First-time buyers struggle with deposit
First-time buyers are still facing an uphill struggle to get on the property ladder despite a further slide in house prices.
The problem is not house prices but the amount required for a deposit, with mortgage lenders continuing to insist on an absolute minimum of 10%.
This means first-timers need to raise at least £18,000 (using the average house price of £166,507) of cash by the time homebuying fees have been accounted for.
But, with interest rates having sat at a paltry 0.5% since March 2009, first-timers are facing an uphill battle in trying to save this sum.
So where should they start?
"The first place to save is always into a cash ISA as the interest earned will be tax-free," says Andrew Hagger, spokesperson at Moneynet.co.uk.
"The best ISA is from Principality Building Society which pays 2.8%, while Cheltenham & Gloucester pays 2.7%. Both accounts offer instant access to your money."
But ISAs only allow you to stash £5,100 away in cash each tax year (which runs from April to April) and where to put the rest of your cash can prove trickier.
The very best rates available are on fixed-rate bonds where the longer you renounce access to your money, the higher the rate will be.
The best paying bond is therefore over the maximum five years from Indian bank, ICICI. The rate is fixed at 4.75% during this period and the bank is fully regulated under the Financial Services Compensation Scheme (FSCS), which will protect the first £50,000.
"But most people will want to buy their house within a shorter timeframe than five years, so should look at shorter-term bonds," says Hagger.
"The best paying two-year fixed rate bond for example pays 2.75% from Nottingham Building Society."

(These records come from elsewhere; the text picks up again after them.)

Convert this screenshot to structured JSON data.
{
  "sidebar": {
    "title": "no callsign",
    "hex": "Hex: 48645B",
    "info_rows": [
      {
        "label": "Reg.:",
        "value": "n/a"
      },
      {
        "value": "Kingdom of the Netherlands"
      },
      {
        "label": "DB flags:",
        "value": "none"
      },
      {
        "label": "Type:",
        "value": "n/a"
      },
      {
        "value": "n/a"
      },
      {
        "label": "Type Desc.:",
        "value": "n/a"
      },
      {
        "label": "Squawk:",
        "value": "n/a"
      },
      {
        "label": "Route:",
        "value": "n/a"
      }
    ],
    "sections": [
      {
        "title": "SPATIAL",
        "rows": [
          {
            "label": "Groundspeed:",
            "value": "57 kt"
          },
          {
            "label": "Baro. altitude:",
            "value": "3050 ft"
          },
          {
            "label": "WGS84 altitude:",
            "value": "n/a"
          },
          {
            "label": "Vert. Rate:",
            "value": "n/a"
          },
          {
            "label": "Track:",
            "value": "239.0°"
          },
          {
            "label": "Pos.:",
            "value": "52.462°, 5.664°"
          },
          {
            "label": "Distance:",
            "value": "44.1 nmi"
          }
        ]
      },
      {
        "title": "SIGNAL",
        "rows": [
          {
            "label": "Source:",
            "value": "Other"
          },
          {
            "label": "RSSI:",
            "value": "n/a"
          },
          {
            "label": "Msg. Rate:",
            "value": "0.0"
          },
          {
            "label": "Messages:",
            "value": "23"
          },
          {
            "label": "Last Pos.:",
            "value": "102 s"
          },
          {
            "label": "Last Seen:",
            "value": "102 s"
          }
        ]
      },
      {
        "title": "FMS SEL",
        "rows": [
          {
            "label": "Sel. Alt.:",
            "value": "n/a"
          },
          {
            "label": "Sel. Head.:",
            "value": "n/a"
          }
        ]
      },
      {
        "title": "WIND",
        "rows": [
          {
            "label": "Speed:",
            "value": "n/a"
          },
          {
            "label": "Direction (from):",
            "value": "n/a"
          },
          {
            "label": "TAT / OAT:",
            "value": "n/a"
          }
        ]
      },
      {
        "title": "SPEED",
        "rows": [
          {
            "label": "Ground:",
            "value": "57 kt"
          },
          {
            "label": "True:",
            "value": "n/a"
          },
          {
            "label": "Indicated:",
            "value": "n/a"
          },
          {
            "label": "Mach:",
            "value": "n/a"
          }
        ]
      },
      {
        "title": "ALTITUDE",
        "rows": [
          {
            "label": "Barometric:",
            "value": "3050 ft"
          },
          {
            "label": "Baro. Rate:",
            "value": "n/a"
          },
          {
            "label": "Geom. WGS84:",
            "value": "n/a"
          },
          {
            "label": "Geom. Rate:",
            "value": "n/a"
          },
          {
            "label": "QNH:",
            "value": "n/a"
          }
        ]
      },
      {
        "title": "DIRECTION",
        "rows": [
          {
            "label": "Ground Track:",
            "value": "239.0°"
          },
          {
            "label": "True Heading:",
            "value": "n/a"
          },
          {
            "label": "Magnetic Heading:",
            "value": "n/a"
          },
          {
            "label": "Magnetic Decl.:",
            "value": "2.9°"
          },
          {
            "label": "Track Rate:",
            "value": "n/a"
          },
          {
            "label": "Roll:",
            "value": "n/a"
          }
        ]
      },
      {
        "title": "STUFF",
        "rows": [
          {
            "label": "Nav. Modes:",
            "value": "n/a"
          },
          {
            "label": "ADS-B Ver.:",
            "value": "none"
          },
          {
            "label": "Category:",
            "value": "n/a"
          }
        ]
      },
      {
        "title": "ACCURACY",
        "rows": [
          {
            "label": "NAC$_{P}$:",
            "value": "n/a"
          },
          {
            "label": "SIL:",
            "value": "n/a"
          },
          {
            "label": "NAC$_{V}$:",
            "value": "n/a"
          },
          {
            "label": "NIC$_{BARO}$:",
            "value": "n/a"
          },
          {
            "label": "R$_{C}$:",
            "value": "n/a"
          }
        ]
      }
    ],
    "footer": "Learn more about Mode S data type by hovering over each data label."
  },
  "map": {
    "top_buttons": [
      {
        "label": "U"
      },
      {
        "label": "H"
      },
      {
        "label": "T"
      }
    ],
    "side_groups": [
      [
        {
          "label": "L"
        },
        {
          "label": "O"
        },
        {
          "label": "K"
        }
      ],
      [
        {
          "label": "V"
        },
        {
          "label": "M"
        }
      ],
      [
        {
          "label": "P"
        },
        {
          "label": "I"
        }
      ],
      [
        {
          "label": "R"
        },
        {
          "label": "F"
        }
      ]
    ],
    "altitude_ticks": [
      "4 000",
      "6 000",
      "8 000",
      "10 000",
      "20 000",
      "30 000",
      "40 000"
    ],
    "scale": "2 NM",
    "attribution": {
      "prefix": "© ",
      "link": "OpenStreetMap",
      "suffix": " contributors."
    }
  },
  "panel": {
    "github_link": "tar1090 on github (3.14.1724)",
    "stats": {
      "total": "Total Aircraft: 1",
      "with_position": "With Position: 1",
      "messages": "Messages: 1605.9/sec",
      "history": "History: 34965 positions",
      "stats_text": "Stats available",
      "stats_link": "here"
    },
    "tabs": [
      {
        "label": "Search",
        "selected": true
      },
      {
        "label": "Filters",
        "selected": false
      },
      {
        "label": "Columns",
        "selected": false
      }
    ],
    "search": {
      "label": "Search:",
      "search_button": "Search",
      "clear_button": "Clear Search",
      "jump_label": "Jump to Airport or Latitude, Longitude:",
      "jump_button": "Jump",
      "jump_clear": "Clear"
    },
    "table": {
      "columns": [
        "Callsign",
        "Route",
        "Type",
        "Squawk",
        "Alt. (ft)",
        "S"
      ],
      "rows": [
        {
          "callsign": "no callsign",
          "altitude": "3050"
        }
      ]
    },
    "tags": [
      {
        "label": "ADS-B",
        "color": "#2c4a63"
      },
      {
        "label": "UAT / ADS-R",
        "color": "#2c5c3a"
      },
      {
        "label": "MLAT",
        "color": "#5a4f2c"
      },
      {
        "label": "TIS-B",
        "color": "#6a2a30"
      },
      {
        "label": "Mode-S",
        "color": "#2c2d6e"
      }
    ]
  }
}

If you want to be more flexible than this, you will have to bite the bullet and put your money in an easy access savings account.
None of these pay particularly competitive returns but some offer appealing bonuses for the first 12 months, which may be all the time you need to save.
The AA is the current market-leader paying a rate of 2.8% on its easy access account. This comes with a 2.3% bonus for the first 12 months however, so if you don’t end up buying in this timeframe, be sure to move your cash to a higher-paying account before the rate slumps down to 0.5%.
Because at this point your money may as well be sitting under the mattress.
Invidivual Savings Accounts were introduced on 6 April 1999 to replace personal equity plans (PEPs) and tax-exempt special savings accounts (TESSAs) with one plan that covered both stockmarket and savings products, the returns from which are tax-exempt. The ISA is not in itself an investment product. Rather, it’s a tax-free “wrapper” in which you place investments and savings up to a specified annual allowance where the returns (capital growth, dividends, interest) are tax-exempt (you don’t have to declare ISAs and their contents on your tax return). However, any dividends are taxed within the investment, and that can’t be reclaimed.
The Financial Services Compensation Scheme is the compensation fund of last resort for customers of authorised financial services firms. If a firm becomes insolvent or ceases trading, the FSCS may be able to pay compensation to its customers. Limits apply to how much compensation the FSCS is able to pay, and those limits vary between different types of financial products. However, to qualify for compensation, the firm you were dealing with must be authorised by the Financial Services Authority (FSA).
This is a mutual organisation owned by its members and not by shareholders. These societies offer a range of financial services but have historically concentrated on taking deposits from savers and lending the money to borrowers as mortgages, hence the name. In the mid-1990s many societies “demutualised” and became banks. One academic study (Heffernan, 2003) found demutualised societies’ pricing on deposits and mortgages was more favourable to shareholders than to customers, with the remaining mutual building societies offering consistently better rates. In 1900, there were 2,286 building societies in the UK; in 2011, there are just 51.